YouTubers are Applying Their Makeup With What? Genius or Absurd?

YouTubers are Applying Their Makeup With What? Genius or Absurd?

YouTubers are Applying Their Makeup With What? Genius or Absurd?

 

Birth of Youtube and Beauty Gurus

 

In 2005, YouTube was born when a team of PayPal employees, Chad Hurley, Steve Chen and Jawed Karim, developed the site to share videos easily. It wasn’t long until a young blogger and makeup artist, named Michelle Phan, began posting makeup tutorials under the username “Ricebunny”. By 2010, thanks to Buzzfeed, Phan’s videos went viral and so did the social video-sharing site, inspiring a whole new generation of “beauty gurus” to post their own makeup tips and product reviews.

 

The Rise of Viral Beauty Products to Apply Makeup

 

These enterprising young women helped propel unknown brands like Limecrime and JeffreeStar Cosmetics out of relative obscurity into the limelight. Thanks to tons of reviews from youtube beauty vloggers the BeautyBlender became everyone’s (not-so)-secret weapon to getting flawless coverage. There was just one problem besides how often it needed to be replaced, this godsend of a sponge also soaked up a whole lot of product.

 

So in late 2016 when Hong-Kong-based Molly Cosmetics released the silicone sponge, “Silisponge” beauty bloggers everywhere started tossing their old BeautyBlenders in the garbage. The genius non-porous silicone surface means that most of the foundation ends up on your face instead of trapped inside the sponge and ultimately down the sink. A creative YouTuber, Kelsey Alfred, realized after the product went out of stock that it looked an awful lot like a silicone bra insert — or “chicken cutlet” — and tested it on how well it applied foundation. This has, shall we say, sparked a bizarre new trend where beauty YouTubers are using ordinary household products to apply their makeup.

 

YouTubers Are Using Household Products to Apply Makeup

 

We’re sure you’ve probably seen the videos where beauty gurus use spoons, forks and even socks to get even coverage.
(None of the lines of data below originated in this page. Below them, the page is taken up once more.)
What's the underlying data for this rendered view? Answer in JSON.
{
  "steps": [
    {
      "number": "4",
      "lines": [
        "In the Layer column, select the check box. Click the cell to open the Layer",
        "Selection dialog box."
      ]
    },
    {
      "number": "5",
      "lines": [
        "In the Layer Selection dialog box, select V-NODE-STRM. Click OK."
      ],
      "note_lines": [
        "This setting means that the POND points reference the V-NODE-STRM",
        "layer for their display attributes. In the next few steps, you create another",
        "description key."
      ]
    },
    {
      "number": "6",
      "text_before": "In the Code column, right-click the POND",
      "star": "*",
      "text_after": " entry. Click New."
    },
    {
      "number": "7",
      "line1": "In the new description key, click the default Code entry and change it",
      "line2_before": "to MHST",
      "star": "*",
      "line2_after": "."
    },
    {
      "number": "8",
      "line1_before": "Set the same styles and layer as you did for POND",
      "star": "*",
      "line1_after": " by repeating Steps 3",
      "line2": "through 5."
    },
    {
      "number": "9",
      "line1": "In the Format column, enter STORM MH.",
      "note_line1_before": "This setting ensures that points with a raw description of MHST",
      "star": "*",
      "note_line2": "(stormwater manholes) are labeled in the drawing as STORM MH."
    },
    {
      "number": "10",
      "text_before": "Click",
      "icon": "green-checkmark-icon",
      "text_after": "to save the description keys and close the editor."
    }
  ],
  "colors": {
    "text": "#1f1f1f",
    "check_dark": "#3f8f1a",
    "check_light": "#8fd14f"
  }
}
But would you use tampons, maxi pads or even condoms to apply your makeup?

 

Beauty Vloggers Use Menstrual Products Instead of Brushes or Sponges

 

That’s exactly what vloggers like Chloe Morello, Beauty Vixxen and more are doing. Beauty Vixxen cleaned a condom and placed lotion inside to apply her makeup while Laila Tahri popped her beauty blender inside a condom to get the same flawless coverage. Both remarked that this method works remarkably well.

 

As a tongue-in-cheek joke, Ashley Blue DeFrancesco (IG: ashleybluedef) applied her foundation using an ordinary tampon. We don’t know if this could truly be a hack because it would seem that the tampon would soak up most of the foundation as well. (As Refinery29 asked, isn’t that what a tampon is supposed to do?) Perhaps, this can still be used as a backup if you forget to pack your makeup tools. And Chloe Morello stuck pads under her eyes to catch her eyeshadow fallout. (She cut the pads in half and stuck the adhesive side under her eyes with the rounded side down).

 

Since more and more women are discovering the benefits of period panties and ditching their old tampons and pads, these beauty hacks for applying makeup may give new life to conventional menstrual products. Condom makeup sponge anyone?